結局、朝日が登る早朝。散々追っかけ回した結果。多くの泥棒達が一斉に京都府警に自首したんだ。僕たちも道中で捕獲した泥棒達を府警のある建物前で一斉に引き取って貰ってね。その足で保育園に帰ったんだ。保育園の園長先生はじめ保育士さん。随分と嬉々とした様子で校門前で待機してたからモハメドが結界解いてみんなを招き入れたらね。
「随分とやんちゃな黒竜さんね。ニュースで見たけど、逮捕者が自首含めて23人もいるってね。世も末だわ。昔の日本じゃそんな事無かったのに、天変地異以降、日本には秩序が消えた。今度はモラルが消えた。この後、私たちは何を無くしていくんでしょうね…………」
「…………」
本当にそうだなぁって思った。ただね、未明にやる事じゃ無いなぁ。って僕は反省したけれど、ここの保育園は被災直後に給食費泥棒に取られてる事もあって何だかみんな清々したって顔をなさってたんだ。
今度は1時間程仮眠とりますんで。ってお断りを入れてから倉庫以外の鍵を返して、倉庫の中でシェアハウス唱えてね。外1時間、中8時間って設定して魔法の室内入って布団敷いてね。今度は擬態とを解かない状態でモハメドを腕の中に招き入れたんだ。モハメドクスクス笑うんだ。
「完全にやり過ぎたね。

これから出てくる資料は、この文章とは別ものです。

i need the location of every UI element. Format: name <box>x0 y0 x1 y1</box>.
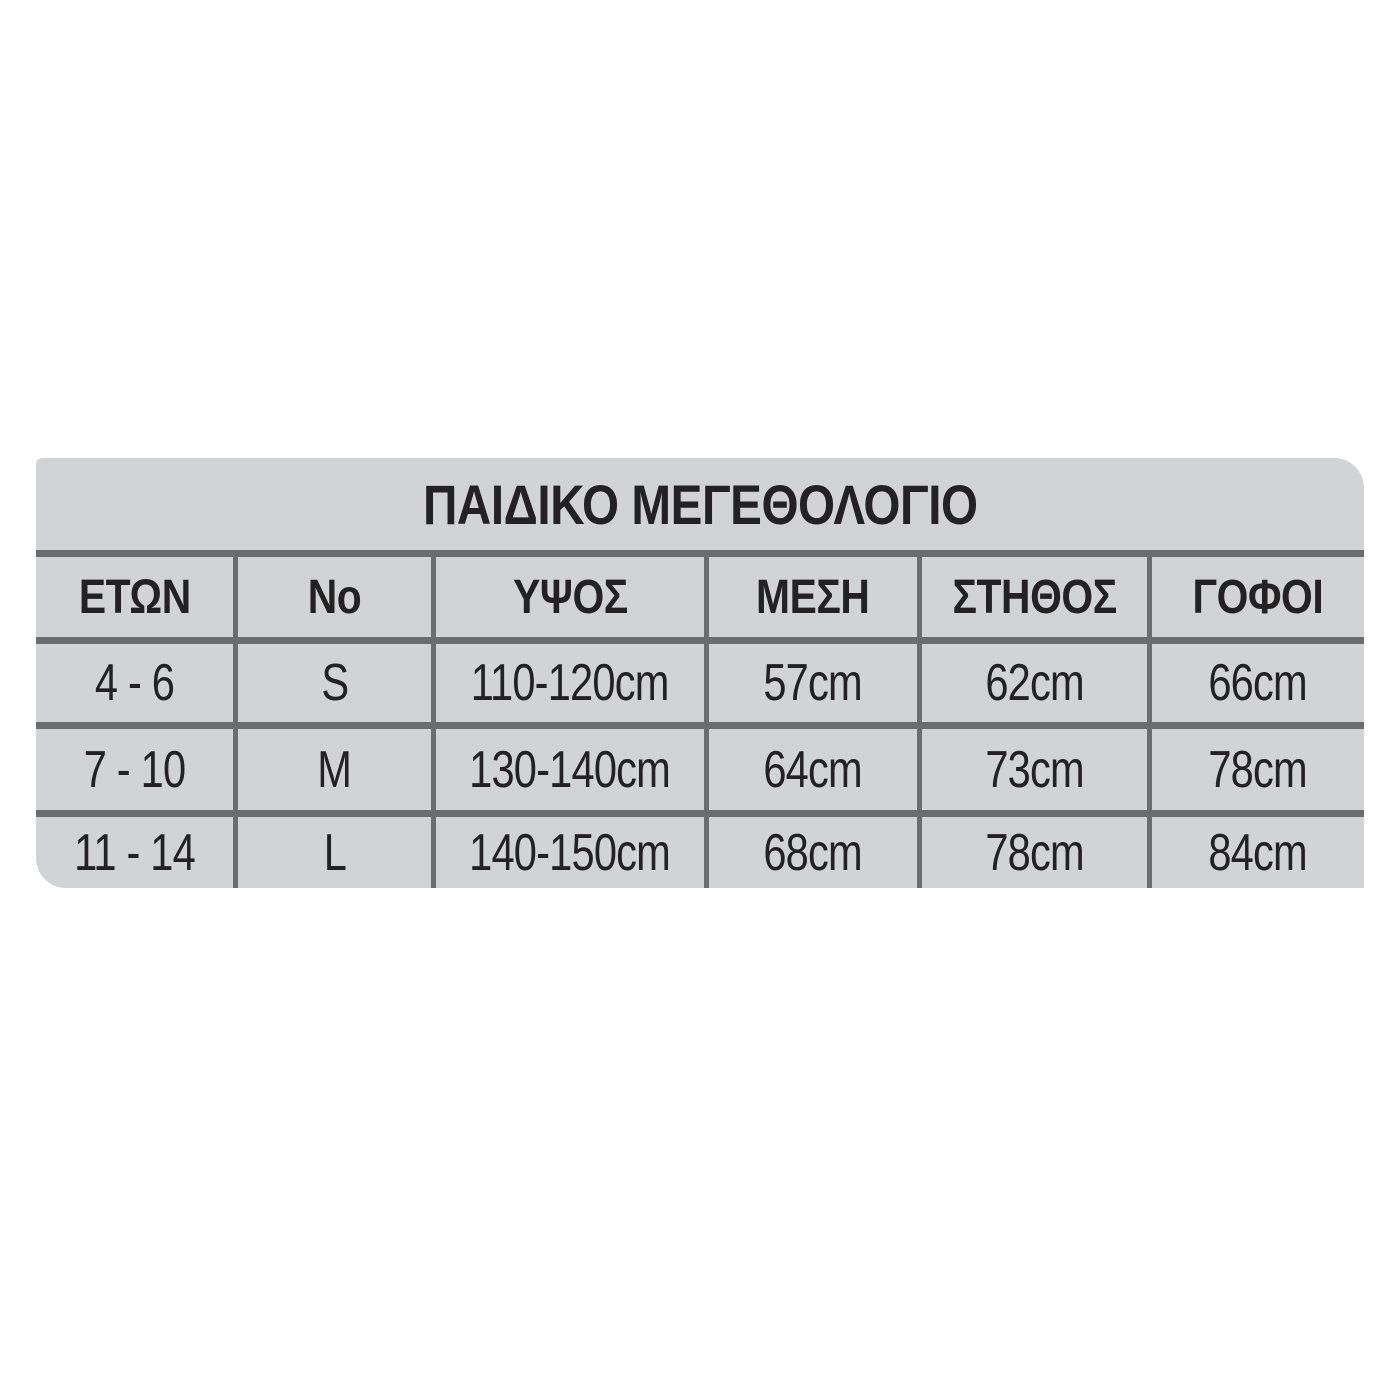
header-cell-years: ΕΤΩΝ <box>36 550 233 637</box>
cell-value: 73cm <box>985 740 1084 799</box>
cell-value: 62cm <box>985 654 1084 712</box>
cell-value: 7 - 10 <box>83 740 186 799</box>
table-cell-waist: 64cm <box>704 722 917 810</box>
table-cell-hips: 66cm <box>1147 637 1364 722</box>
table-cell-height: 130-140cm <box>431 722 704 810</box>
header-cell-chest: ΣΤΗΘΟΣ <box>917 550 1147 637</box>
header-label: ΥΨΟΣ <box>512 570 628 624</box>
table-cell-hips: 78cm <box>1147 722 1364 810</box>
header-label: ΜΕΣΗ <box>756 570 870 624</box>
table-cell-years: 4 - 6 <box>36 637 233 722</box>
header-cell-size-no: Νο <box>233 550 431 637</box>
cell-value: 84cm <box>1208 823 1308 882</box>
size-chart-table: ΠΑΙΔΙΚΟ ΜΕΓΕΘΟΛΟΓΙΟ ΕΤΩΝ Νο ΥΨΟΣ ΜΕΣΗ ΣΤ… <box>36 458 1364 888</box>
cell-value: 57cm <box>763 654 863 712</box>
header-cell-height: ΥΨΟΣ <box>431 550 704 637</box>
cell-value: 68cm <box>763 823 863 882</box>
table-cell-years: 11 - 14 <box>36 810 233 888</box>
header-label: ΣΤΗΘΟΣ <box>952 570 1117 624</box>
table-title: ΠΑΙΔΙΚΟ ΜΕΓΕΘΟΛΟΓΙΟ <box>422 472 978 536</box>
cell-value: 78cm <box>985 823 1084 882</box>
cell-value: L <box>323 823 346 882</box>
table-cell-height: 110-120cm <box>431 637 704 722</box>
table-cell-chest: 62cm <box>917 637 1147 722</box>
header-label: Νο <box>307 570 362 624</box>
header-cell-waist: ΜΕΣΗ <box>704 550 917 637</box>
table-cell-size-no: S <box>233 637 431 722</box>
cell-value: 130-140cm <box>469 740 672 799</box>
cell-value: 66cm <box>1208 654 1308 712</box>
table-title-row: ΠΑΙΔΙΚΟ ΜΕΓΕΘΟΛΟΓΙΟ <box>36 458 1364 550</box>
table-cell-hips: 84cm <box>1147 810 1364 888</box>
table-cell-chest: 73cm <box>917 722 1147 810</box>
table-cell-years: 7 - 10 <box>36 722 233 810</box>
table-cell-height: 140-150cm <box>431 810 704 888</box>
cell-value: S <box>321 654 349 712</box>
header-label: ΕΤΩΝ <box>78 570 191 624</box>
cell-value: 110-120cm <box>471 654 670 712</box>
cell-value: 140-150cm <box>469 823 672 882</box>
cell-value: 64cm <box>763 740 863 799</box>
table-cell-chest: 78cm <box>917 810 1147 888</box>
header-label: ΓΟΦΟΙ <box>1192 570 1324 624</box>
cell-value: 11 - 14 <box>74 823 196 882</box>
table-cell-size-no: M <box>233 722 431 810</box>
table-cell-size-no: L <box>233 810 431 888</box>
table-cell-waist: 68cm <box>704 810 917 888</box>
cell-value: 4 - 6 <box>94 654 175 712</box>
table-cell-waist: 57cm <box>704 637 917 722</box>
cell-value: 78cm <box>1208 740 1308 799</box>
header-cell-hips: ΓΟΦΟΙ <box>1147 550 1364 637</box>
cell-value: M <box>317 740 353 799</box>
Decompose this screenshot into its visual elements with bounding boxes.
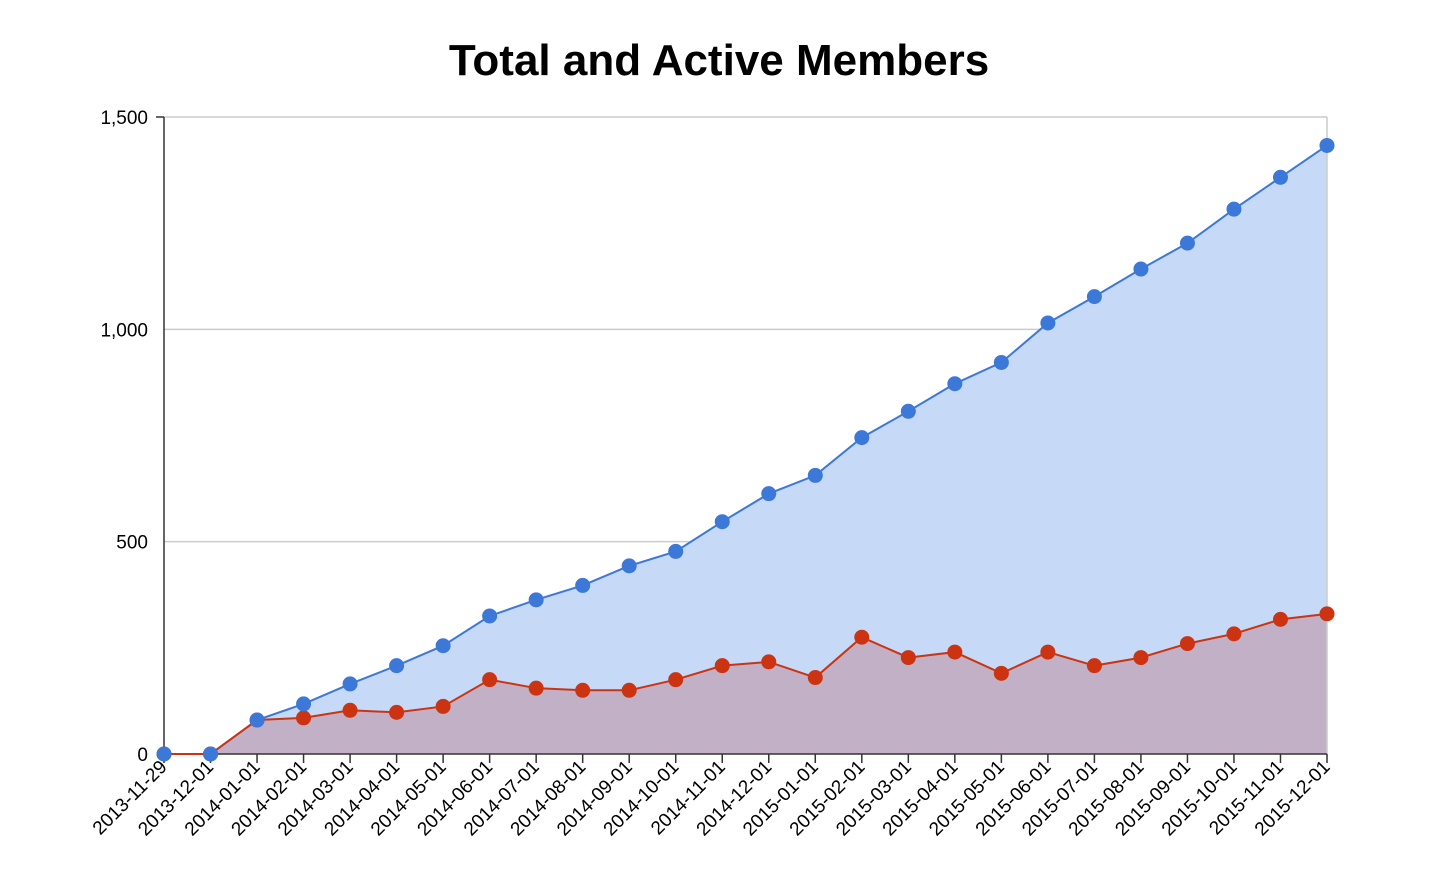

ピール。」
「だって、腹立つじゃないか。見ず知らずの老人夫婦だったけどさ。いきなり襲って金品奪おうとしたんだ。あのお爺さん。大丈夫かなぁ。」
「警察の人に問い合わせてお見舞いに行けば良いじゃないか。家なら僕、分かるし。」
僕は布団の中でモハメドの手を取ったんだ。そしてね。
「持つべきものは賢いパートナーだね。モハメド。」
「またゴマ擦りかい。ピール。君の辞書には自重って文字が削除されてるんじゃないかと僕は疑わざるを得ないんだけど。体の方は大丈夫なのかい?」
「ああ、モハメドのお母さんのおかげで痛い所はどこも無いよ。だけど、ちょっとくたくたかなぁ。調子に乗った自覚はあるよ。力は見せびらかす為にあるんじゃ無いって知ってるけど、我慢ならなかったんだ。」
「そう言う曲がった事が嫌いなピールを見ると幼少から何一つ変わってないんだな。って僕は安心するんだ。だけどね、同時にピールが力に溺れそうで怖いって僕は思うんだ。お願いしても良いかい?ピール。」
「何かな。モハメド。」
「今後は余程の事が無い限り竜化するのは控えてほしいんだ。空を飛ぶだけなら翼を出せば問題ないから。君が竜化すればする程人の理から外れてしまうんじゃないかと不安になるんだ。どうしても竜化しないとまずいと思った時だけにして欲しいんだ。お願いしても?」
「もちろんだよ。モハメド。僕、この腕の中の人だけは何があっても泣かさないって決めてるから。ちゃんと相談してからにするよ。今の所、僕たち二人だけなら移動に関しては問題ないからね。んじゃ、僕は少し寝るね。おやすみ。モハメド。」
「おやすみなさい…………」
僕、それからスーッと眠りについたんだ。モハメドの温もりあると昔からどんなに気が立ってても眠れたんだ。自分を理解してくれる安堵感。そして、目が覚めたら顔を洗ってから保育園再開に向けて職員さんと一緒に作業する事にしたんだ。